Provide options in the tokenize function
abedkhooli opened this issue · 8 comments
This looks promising for Arabic tokenization. Not an issue, but It'll be great to provide options in the tokenizer - ex. remove tashkeel and filter non-Arabic words in a mixed text.
Thanks.
The suggested options can be get by combining available functions, What do you think?
True, but it is more convenient to have options. I plan to tokenize articles from Arabic Wikipedia where text has English words and some Arabic words have 7arakaat (punctuation will be removed thanks to Gensim's min token length, but good to add removal as an option).
Hard coding these options in the tokenizer complicates things. Instead, I suggest adding two optional arguments to the function; condition and morph.
condition : to pass functions that return a boolean value
morph : to pass functions that change the shape of the word
def tokenize(text=u"", condition=False, morph=False):
if text == u'':
return []
else:
tokens = TOKEN_PATTERN.split(text)
tokens = [TOKEN_REPLACE.sub('', x) for x in tokens if TOKEN_REPLACE.sub('', x)]
if condition:
tokens = [x for x in tokens if condition(x)]
if morph:
tokens = [morph(x) for x in tokens]
return tokens
To remove tashkeel and filter out non-Arabic words:
text = "ِاسمٌ الكلبِ في اللغةِ الإنجليزية Dog واسمُ الحمارِ Donky"
tokenize(text, condition=is_arabicrange, morph=strip_tashkeel)
>> ['اسم', 'الكلب', 'في', 'اللغة', 'الإنجليزية', 'واسم', 'الحمار']
This structure will enable us to create functions on the fly and pass them:
text = "طلع البدر علينا من ثنيات الوداع"
tokenize(text, condition=lambda x: x.startswith('ال'))
>> ['البدر', 'الوداع']
How about making both as lists with default as [], in case one needs more than one condition (restrict Arabic, keep or remove numbers, exclude stop words ...etc).
Great idea! here is the code:
def tokenize(text="", conditions=[], morphs=[]):
if text:
# to be tolerant and allow for a single condition and/or morph to be passed
# without having to enclose it in a list
if type(conditions) is not list: conditions = [conditions]
if type(morphs) is not list: morphs = [morphs]
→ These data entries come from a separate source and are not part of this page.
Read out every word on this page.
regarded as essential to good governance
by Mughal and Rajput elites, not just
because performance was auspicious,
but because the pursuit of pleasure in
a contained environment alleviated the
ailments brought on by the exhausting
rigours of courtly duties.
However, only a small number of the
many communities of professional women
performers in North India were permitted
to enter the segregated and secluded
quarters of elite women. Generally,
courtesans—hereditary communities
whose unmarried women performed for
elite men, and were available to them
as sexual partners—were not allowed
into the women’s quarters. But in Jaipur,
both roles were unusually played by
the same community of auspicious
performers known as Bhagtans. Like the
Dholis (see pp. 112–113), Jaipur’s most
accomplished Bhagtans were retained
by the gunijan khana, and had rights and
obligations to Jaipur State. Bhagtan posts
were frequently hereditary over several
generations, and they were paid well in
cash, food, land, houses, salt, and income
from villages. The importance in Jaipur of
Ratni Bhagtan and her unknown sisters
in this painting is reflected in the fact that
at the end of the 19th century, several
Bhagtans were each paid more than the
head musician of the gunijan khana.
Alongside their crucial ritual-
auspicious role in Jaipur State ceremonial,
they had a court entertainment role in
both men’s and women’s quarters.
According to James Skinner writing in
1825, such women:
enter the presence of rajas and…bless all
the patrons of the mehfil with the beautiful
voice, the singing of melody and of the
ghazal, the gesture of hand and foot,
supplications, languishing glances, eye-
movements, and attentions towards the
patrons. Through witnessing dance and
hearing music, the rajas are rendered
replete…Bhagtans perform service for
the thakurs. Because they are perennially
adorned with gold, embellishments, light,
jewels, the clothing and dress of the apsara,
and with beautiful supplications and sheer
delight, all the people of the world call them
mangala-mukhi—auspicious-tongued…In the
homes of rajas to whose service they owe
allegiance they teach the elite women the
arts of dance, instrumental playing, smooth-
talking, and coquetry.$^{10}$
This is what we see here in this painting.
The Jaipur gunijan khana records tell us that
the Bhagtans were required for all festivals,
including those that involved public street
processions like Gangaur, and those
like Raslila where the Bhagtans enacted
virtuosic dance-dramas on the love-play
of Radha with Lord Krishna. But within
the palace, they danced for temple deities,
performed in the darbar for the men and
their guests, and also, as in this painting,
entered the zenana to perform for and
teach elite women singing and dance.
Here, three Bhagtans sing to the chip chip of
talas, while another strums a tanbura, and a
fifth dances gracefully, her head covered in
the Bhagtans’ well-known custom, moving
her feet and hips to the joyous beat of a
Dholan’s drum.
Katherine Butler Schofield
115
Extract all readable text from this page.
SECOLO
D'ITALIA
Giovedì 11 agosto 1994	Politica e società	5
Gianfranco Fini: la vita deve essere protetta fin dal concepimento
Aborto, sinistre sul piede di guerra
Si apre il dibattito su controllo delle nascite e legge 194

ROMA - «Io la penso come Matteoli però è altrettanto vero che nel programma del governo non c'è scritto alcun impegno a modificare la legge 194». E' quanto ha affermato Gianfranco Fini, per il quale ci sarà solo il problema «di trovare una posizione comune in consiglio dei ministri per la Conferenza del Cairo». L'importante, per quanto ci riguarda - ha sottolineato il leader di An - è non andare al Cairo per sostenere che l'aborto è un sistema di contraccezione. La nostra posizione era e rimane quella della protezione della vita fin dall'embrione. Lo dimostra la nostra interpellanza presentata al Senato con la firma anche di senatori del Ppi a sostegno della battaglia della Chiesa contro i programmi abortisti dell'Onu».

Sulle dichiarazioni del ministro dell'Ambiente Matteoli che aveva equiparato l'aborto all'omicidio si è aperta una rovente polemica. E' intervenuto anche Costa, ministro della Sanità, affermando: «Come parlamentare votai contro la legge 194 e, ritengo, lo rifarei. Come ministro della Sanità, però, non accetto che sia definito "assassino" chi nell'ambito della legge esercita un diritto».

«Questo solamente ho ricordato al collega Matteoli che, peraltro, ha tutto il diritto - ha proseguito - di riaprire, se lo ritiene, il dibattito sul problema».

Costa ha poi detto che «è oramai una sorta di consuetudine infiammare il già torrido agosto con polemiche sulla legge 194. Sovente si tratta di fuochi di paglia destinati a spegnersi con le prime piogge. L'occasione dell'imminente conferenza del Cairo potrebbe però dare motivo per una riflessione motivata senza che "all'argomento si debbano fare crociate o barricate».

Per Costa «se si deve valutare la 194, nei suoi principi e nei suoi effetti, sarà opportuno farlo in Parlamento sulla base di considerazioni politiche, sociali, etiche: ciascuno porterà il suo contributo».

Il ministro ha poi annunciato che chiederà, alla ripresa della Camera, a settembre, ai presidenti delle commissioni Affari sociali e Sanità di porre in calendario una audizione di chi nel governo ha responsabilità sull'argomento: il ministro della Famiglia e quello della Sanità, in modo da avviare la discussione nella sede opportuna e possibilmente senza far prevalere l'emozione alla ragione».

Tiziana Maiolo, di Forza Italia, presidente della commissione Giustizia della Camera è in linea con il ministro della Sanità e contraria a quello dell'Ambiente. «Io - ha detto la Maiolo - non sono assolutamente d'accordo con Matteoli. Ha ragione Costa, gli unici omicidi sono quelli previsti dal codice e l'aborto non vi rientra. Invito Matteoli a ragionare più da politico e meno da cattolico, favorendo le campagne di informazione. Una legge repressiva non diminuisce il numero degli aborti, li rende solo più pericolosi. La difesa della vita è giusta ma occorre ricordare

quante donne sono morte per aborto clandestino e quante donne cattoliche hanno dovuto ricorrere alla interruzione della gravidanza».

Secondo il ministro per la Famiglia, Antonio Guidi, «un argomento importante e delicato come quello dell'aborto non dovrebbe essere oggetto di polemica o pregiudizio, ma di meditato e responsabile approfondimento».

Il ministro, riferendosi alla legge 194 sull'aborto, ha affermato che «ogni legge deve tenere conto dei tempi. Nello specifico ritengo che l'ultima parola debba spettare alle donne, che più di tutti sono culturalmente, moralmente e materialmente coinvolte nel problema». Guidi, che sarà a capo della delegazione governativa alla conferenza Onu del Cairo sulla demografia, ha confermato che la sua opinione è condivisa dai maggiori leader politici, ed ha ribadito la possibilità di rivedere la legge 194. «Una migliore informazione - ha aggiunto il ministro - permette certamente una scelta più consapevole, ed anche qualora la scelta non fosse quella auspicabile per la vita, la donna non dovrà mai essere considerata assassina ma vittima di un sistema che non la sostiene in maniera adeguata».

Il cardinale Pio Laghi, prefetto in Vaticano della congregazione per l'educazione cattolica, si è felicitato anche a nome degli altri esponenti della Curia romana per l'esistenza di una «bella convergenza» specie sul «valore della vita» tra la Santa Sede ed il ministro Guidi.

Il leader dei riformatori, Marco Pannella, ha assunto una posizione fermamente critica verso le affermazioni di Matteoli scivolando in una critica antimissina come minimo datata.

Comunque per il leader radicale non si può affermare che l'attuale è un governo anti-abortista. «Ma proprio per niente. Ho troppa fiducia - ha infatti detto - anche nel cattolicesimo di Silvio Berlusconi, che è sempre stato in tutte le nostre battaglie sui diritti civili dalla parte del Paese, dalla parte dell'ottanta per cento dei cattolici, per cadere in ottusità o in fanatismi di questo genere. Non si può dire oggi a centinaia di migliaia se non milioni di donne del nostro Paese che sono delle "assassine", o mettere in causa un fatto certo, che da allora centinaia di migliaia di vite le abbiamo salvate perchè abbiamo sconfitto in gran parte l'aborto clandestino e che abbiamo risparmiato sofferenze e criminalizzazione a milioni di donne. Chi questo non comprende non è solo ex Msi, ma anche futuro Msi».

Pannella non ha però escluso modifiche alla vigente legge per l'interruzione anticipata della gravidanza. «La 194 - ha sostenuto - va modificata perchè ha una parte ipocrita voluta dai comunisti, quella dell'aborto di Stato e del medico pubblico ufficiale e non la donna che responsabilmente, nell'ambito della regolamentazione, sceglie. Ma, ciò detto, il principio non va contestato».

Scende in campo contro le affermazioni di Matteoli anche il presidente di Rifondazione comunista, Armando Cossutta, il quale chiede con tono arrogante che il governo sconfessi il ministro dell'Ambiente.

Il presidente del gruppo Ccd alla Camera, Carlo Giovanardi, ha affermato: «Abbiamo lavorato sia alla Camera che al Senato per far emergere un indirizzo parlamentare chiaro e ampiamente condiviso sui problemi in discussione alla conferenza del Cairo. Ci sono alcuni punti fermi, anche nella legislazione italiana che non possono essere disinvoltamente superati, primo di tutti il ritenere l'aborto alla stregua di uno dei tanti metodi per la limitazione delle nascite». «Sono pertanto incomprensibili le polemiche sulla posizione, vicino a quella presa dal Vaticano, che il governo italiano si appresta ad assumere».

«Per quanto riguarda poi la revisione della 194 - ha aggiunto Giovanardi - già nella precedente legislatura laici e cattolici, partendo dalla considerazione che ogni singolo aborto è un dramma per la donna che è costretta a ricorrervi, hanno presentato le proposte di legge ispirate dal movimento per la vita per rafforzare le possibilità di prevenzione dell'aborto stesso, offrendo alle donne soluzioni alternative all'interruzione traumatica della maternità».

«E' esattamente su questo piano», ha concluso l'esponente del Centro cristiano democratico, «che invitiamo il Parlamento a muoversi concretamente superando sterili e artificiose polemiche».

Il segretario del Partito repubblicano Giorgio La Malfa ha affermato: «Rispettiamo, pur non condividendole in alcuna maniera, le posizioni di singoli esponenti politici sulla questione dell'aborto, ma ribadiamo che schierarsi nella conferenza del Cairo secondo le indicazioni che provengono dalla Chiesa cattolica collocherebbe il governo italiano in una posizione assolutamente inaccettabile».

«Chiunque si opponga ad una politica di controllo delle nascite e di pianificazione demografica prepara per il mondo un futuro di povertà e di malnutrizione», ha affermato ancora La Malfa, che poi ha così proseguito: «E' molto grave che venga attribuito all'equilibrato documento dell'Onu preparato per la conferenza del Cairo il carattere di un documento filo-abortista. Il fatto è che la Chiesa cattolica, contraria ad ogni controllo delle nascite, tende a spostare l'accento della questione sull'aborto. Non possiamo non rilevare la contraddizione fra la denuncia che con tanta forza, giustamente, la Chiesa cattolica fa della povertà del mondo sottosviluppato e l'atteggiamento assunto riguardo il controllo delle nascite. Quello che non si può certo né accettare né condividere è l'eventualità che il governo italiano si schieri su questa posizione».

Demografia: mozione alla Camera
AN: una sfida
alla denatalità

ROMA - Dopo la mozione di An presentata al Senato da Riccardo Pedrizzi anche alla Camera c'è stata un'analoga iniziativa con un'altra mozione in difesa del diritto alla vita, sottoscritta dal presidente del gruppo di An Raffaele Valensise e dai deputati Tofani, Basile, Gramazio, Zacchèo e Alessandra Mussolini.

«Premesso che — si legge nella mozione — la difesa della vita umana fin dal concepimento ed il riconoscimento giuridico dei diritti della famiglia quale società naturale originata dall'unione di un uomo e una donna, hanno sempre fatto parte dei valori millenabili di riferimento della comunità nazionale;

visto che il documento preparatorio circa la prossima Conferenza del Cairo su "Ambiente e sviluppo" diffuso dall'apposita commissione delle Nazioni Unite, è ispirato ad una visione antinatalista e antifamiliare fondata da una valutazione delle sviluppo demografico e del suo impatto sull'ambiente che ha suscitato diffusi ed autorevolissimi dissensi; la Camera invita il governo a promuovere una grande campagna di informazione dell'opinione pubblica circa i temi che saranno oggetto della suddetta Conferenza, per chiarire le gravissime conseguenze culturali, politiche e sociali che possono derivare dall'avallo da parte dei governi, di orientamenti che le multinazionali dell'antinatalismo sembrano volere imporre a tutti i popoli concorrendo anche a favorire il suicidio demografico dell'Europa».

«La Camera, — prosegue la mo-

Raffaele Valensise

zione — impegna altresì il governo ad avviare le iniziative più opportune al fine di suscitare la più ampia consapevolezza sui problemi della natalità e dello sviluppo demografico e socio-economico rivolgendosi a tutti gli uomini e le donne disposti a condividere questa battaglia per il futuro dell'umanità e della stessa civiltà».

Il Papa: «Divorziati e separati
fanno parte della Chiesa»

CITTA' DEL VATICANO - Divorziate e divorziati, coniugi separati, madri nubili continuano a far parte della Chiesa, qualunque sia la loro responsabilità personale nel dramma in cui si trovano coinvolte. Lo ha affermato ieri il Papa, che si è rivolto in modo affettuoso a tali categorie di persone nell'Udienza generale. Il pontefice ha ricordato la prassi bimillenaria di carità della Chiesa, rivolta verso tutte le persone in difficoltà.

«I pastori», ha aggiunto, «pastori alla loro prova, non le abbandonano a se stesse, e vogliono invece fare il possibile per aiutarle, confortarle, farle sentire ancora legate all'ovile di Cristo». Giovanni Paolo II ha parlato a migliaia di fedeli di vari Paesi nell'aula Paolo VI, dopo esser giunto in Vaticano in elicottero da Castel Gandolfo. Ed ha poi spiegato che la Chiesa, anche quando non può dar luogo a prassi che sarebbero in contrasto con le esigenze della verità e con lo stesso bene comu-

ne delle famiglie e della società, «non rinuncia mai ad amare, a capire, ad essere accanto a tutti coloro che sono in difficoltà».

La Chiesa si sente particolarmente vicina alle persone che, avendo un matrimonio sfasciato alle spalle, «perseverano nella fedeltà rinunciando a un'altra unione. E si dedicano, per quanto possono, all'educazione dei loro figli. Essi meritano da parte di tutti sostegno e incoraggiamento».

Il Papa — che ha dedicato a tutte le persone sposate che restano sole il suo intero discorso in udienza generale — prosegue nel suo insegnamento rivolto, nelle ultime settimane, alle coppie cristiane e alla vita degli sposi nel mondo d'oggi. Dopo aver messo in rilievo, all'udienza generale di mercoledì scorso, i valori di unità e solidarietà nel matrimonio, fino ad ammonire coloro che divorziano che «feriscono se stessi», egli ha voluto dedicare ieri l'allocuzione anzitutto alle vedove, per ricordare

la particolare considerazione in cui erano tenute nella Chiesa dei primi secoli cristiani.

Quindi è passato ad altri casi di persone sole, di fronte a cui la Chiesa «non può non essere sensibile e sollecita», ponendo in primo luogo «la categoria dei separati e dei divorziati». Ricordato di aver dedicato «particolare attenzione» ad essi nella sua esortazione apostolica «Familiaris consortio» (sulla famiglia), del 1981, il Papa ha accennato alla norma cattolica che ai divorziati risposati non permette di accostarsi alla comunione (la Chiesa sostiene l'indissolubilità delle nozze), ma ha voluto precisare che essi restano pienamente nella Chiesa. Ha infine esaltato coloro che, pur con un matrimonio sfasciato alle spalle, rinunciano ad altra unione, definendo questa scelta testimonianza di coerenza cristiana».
tokens = TOKEN_PATTERN.split(text)
tokens = [TOKEN_REPLACE.sub('', tok) for tok in tokens if TOKEN_REPLACE.sub('', tok)]
if conditions:
tokens = [tok for tok in tokens if all([cond(tok) for cond in conditions])]
if morphs:
def morph(tok):
for m in morphs:
tok = m(tok)
return tok
tokens = [morph(tok) for tok in tokens]
return tokens
else:
return []
Looks good if it passes tests. One good source of text for tests is ar wikipedia dumps.
Examples will be like that, after modify conditions and morphs.
To remove tashkeel and filter out non-Arabic words:
text = "ِاسمٌ الكلبِ في اللغةِ الإنجليزية Dog واسمُ الحمارِ Donky"
tokenize(text, conditions=is_arabicrange, morphs=strip_tashkeel)
>> ['اسم', 'الكلب', 'في', 'اللغة', 'الإنجليزية', 'واسم', 'الحمار']
This structure will enable us to create functions on the fly and pass them:
text = "طلع البدر علينا من ثنيات الوداع"
tokenize(text, conditions=lambda x: x.startswith('ال'))
>> ['البدر', 'الوداع']
I add new features to tokenize function, in new version 0.6.3
Thans a lot